「Fast and Accurate Comparison of Protein Conformational Ensembles」
Fast and Accurate Comparison of Protein Conformational Ensembles
[IPSJ Transactions on Bioinformatics Vol.18, pp.20-38]
[Abstract]
Molecular dynamics simulations are essential for understanding the properties of protein structures. However, different simulation settings and models can produce different conformational ensembles. Therefore, it is important to compare two protein conformational ensembles. This paper proposes fast heuristic algorithms for comparing such ensembles based on two measures, namely the minimum RMSD and the average minimum RMSD, by utilizing the SMAWK algorithm. The proposed algorithms run in O(n(N+M)) time, where n is the size of the protein, and N and M are the sizes of the two ensembles. The fastest variant of our algorithms is 1,980 times faster than the previous algorithm in our experiments, while maintaining nearly the same level of accuracy.
[Reasons for the award]
The paper “Fast and Accurate Comparison of Protein Conformational Ensembles” proposes a fast and accurate comparison algorithm for an important problem in the computational analysis of protein structural dynamics. For molecular dynamics (MD) simulation data, the authors develop a novel approach that replaces the conventional exhaustive method with O(nNM) time complexity by introducing three heuristic methods—single-direction, dual-direction, and all-direction—achieving a reduced computational complexity of O(n(N+M)). This approach not only significantly reduces computation time compared to existing methods but also demonstrates promising performance in terms of accuracy and error.
The significance of this work can be summarized as follows:
1. Concrete contribution to computational biology and bioinformatics:
Comparing protein conformations is a fundamental task in structural biology, drug discovery, and functional prediction. Conventional algorithms have struggled to scale to large simulation datasets. This study achieves practical acceleration and provides a foundational technology directly applicable to real-world data analysis.
2. Technical originality:
The improvement in computational complexity, based on techniques such as the SMAWK algorithm, goes beyond mere efficiency gains. It represents a sophisticated application of computational geometry and mathematical analysis. The study is also supported by careful experimental evaluation, ensuring high academic reliability.

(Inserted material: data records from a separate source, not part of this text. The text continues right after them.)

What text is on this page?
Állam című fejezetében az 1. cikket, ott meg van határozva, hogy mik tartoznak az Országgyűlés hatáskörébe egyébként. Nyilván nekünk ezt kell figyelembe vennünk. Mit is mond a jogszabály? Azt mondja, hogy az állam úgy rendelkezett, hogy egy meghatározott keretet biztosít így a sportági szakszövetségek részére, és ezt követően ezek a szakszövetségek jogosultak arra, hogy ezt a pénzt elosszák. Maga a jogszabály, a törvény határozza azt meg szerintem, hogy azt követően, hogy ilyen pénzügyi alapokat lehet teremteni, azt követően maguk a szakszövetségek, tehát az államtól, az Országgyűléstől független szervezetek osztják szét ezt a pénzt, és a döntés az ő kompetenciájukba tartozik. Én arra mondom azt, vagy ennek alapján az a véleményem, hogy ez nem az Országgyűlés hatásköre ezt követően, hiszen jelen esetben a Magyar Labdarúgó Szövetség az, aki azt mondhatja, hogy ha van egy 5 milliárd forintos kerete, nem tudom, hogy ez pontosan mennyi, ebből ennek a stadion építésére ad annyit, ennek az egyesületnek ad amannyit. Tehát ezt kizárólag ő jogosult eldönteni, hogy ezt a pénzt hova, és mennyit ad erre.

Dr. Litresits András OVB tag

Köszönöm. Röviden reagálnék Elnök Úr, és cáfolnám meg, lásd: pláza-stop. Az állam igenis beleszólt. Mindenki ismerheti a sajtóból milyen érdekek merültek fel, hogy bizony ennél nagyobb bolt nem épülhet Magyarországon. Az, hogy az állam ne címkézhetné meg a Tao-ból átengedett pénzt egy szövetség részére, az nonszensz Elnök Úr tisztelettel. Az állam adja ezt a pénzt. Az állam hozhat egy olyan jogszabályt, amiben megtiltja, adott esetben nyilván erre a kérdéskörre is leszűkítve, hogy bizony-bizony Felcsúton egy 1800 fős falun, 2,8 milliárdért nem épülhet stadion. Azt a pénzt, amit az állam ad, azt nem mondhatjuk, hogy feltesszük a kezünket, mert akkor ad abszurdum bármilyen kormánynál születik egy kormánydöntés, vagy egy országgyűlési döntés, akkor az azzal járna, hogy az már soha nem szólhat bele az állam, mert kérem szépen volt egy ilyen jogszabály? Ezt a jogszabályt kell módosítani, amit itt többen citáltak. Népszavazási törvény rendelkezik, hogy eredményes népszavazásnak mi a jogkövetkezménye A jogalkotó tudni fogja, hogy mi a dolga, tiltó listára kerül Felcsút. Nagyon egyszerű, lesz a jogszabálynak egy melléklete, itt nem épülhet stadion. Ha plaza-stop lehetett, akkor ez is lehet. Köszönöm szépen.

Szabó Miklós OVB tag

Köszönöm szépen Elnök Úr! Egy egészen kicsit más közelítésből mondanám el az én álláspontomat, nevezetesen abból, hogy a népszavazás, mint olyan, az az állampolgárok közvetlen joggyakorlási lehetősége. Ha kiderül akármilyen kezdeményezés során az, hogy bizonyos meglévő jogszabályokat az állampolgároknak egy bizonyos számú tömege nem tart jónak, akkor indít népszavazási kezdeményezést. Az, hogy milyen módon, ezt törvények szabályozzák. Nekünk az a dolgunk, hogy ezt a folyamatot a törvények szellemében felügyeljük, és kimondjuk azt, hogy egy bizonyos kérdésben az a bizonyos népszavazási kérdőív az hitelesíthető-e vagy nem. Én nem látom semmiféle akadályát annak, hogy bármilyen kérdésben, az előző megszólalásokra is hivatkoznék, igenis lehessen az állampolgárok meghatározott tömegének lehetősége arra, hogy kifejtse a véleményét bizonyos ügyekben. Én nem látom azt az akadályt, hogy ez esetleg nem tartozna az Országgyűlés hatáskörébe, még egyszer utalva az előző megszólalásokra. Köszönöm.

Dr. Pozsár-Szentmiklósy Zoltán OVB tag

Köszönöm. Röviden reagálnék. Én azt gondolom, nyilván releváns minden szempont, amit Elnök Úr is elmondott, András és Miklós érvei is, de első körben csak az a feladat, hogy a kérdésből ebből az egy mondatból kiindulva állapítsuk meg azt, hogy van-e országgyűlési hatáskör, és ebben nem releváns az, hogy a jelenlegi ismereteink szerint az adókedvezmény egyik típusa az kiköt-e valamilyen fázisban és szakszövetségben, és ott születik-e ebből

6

3. Interdisciplinary impact:
By leveraging information processing techniques to advance computational foundations for problems in the life sciences, this work aligns well with the scope of IPSJ Transactions on Bioinformatics and contributes to research at the interface of information science and life science.
For these reasons, we strongly recommend this paper for the IPSJ Best PaperAward.

Bunsho Koyano
Bunsho Koyano received his Bachelor's and Master's degrees in Engineering, and ph.D degree in Information Science and Technology from the University of Tokyo in 2018, 2020 and 2025, respectively. He joined LY corporation in 2025. He received the SIGBIO Presentation Award from SIGBIO, IPSJ in 2025.

Tetsuo Shibuya
Tetsuo Shibuya, Ph.D. received a Ph.D. of Science from the University of Tokyo, in 1995. His research interests include bioinformatics algorithms and medical data informatics. He was a researcher at IBM Tokyo Research Laboratory from 1997 to 2004. He became an assistant professor in 2004, an associate professor in 2009, and has been a professor since 2020 at the Institute of Medical Science, the University of Tokyo. He was awarded the Funai Science Award, the Microsoft Research New Faculty Award, and the MEXT Science and Technology Award, in 2011, 2011 and 2021 respectively.